I started my career in the medical industry with Johnson & Johnson where I was lucky enough to spend time in and out of theatres, witnessing the miracle of surgery and seeing first hand how important it is that a surgeon has the right equipment in their hands at the right time.

I moved to Molnlycke Healthcare in 2009 after taking time out to have my family, where I carved a career spanning 11 years. I started as an account manager in the Surgical division, and moved my way through to management, marketing and eventually arriving as the Business Unit Director of the Wound Management division.

What is your day to day role within NHS Supply Chain?

Customer Engagement Director.

The Customer Engagement team represents the customer voice in NHS Supply Chain and works collaboratively with NHS customers and stakeholders.

We develop category tower strategies that drive both savings for the NHS and grows our market share, whilst maintaining strong relationships with trusts and responding to their needs.

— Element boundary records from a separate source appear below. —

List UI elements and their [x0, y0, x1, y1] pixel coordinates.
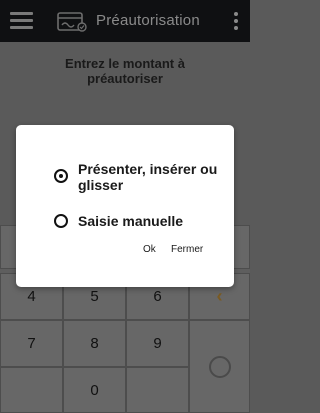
backspace-chevron-icon: ‹ [216, 286, 223, 306]
app-bar: Préautorisation [0, 0, 250, 42]
radio-manual-entry[interactable] [54, 214, 68, 228]
close-button[interactable]: Fermer [171, 244, 203, 255]
ok-button[interactable]: Ok [143, 244, 156, 255]
more-dot [234, 12, 238, 16]
keypad-key-8[interactable]: 8 [63, 320, 126, 367]
option-label-present-insert-swipe[interactable]: Présenter, insérer ou glisser [78, 161, 228, 193]
entry-method-dialog: Présenter, insérer ou glisser Saisie man… [16, 125, 234, 287]
radio-selected-dot [59, 174, 63, 178]
more-dot [234, 19, 238, 23]
keypad-key-blank[interactable] [0, 367, 63, 413]
confirm-button[interactable] [189, 320, 250, 413]
more-vertical-icon[interactable] [233, 12, 239, 32]
amount-prompt: Entrez le montant à préautoriser [65, 56, 185, 86]
menu-bar [10, 19, 33, 22]
hamburger-menu-icon[interactable] [10, 10, 34, 32]
radio-present-insert-swipe[interactable] [54, 169, 68, 183]
menu-bar [10, 12, 33, 15]
menu-bar [10, 26, 33, 29]
card-icon [57, 12, 87, 32]
keypad-key-0[interactable]: 0 [63, 367, 126, 413]
keypad-key-9[interactable]: 9 [126, 320, 189, 367]
keypad-key-7[interactable]: 7 [0, 320, 63, 367]
keypad-key-blank[interactable] [126, 367, 189, 413]
page-title: Préautorisation [96, 12, 200, 29]
more-dot [234, 26, 238, 30]
circle-icon [208, 355, 231, 378]
option-label-manual-entry[interactable]: Saisie manuelle [78, 213, 183, 229]
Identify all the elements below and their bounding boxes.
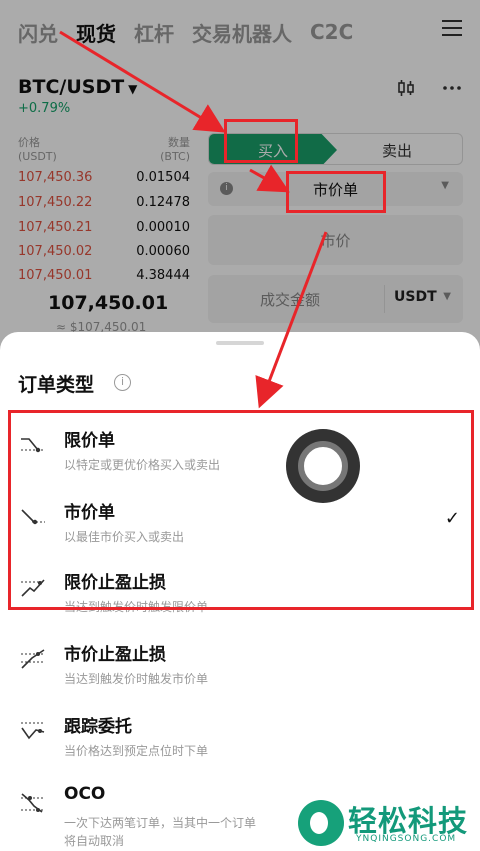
order-option-trailing[interactable]: 跟踪委托 当价格达到预定点位时下单 xyxy=(0,712,480,784)
oco-icon xyxy=(20,790,46,816)
watermark-site: YNQINGSONG.COM xyxy=(356,834,457,844)
order-option-market-tpsl[interactable]: 市价止盈止损 当达到触发价时触发市价单 xyxy=(0,640,480,712)
info-icon[interactable]: i xyxy=(114,374,131,391)
market-tpsl-icon xyxy=(20,646,46,672)
sheet-drag-handle[interactable] xyxy=(216,341,264,345)
highlight-box-order-type xyxy=(286,171,386,213)
option-desc: 当达到触发价时触发市价单 xyxy=(64,672,209,686)
option-name: 跟踪委托 xyxy=(64,717,132,737)
highlight-box-options xyxy=(8,410,474,610)
highlight-box-buy xyxy=(224,119,298,163)
watermark: 轻松科技 YNQINGSONG.COM xyxy=(298,796,478,848)
option-desc: 当价格达到预定点位时下单 xyxy=(64,744,209,758)
tap-indicator-icon xyxy=(286,429,360,503)
sheet-title: 订单类型 xyxy=(18,374,95,396)
option-desc: 一次下达两笔订单，当其中一个订单 xyxy=(64,816,257,830)
option-desc-line2: 将自动取消 xyxy=(64,834,125,848)
brand-logo-icon xyxy=(298,800,344,846)
option-name: OCO xyxy=(64,784,106,804)
trailing-order-icon xyxy=(20,718,46,744)
option-name: 市价止盈止损 xyxy=(64,645,166,665)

Customer Engagement is split into two parts:

The Customer Insights, Category Interface, Contract Governance and Customer Relationship Management (CRM) Systems function supports the insight relationship and contract governance between NHS Supply Chain Category Tower Service Providers (CTSPs), Customer Relationship Management and Procurement teams.

Jodi Chapman

The Customer Relationship Management function owns the relationship with customers through a team of Regional Leads, Senior Customer Relationship Managers, Customer Relationship Managers and Clinical Nurse Advisors.

What are your biggest challenges?

Ensuring that all of our customers’ voices are heard and listened to, especially our clinical customers. Its critical we all work towards ensuring better patient outcomes are achieved.

What does International Women’s Day (IWD) mean to you?

For me, IWD is a celebration of how far we have come in breaking down the barriers and stereotypes in the workplace, but also a hope that my daughter (who is 13) never has to second guess or question whether she should apply for a role because it is in a male orientated sector. The hope that she never has a glass ceiling above her head because of her gender.

What advice would you give to other women who want to work in our sector?

That many well-meaning people (men and women) will tell you to give up along your career journey, that the road you are on is “too hard”, “not fit for a woman”, but to not listen. Focus on your inner voice that tells you that “you are good enough, you will succeed, you are a warrior!”

Focus on your goals and remain committed to making a difference – and your efforts will be rewarded.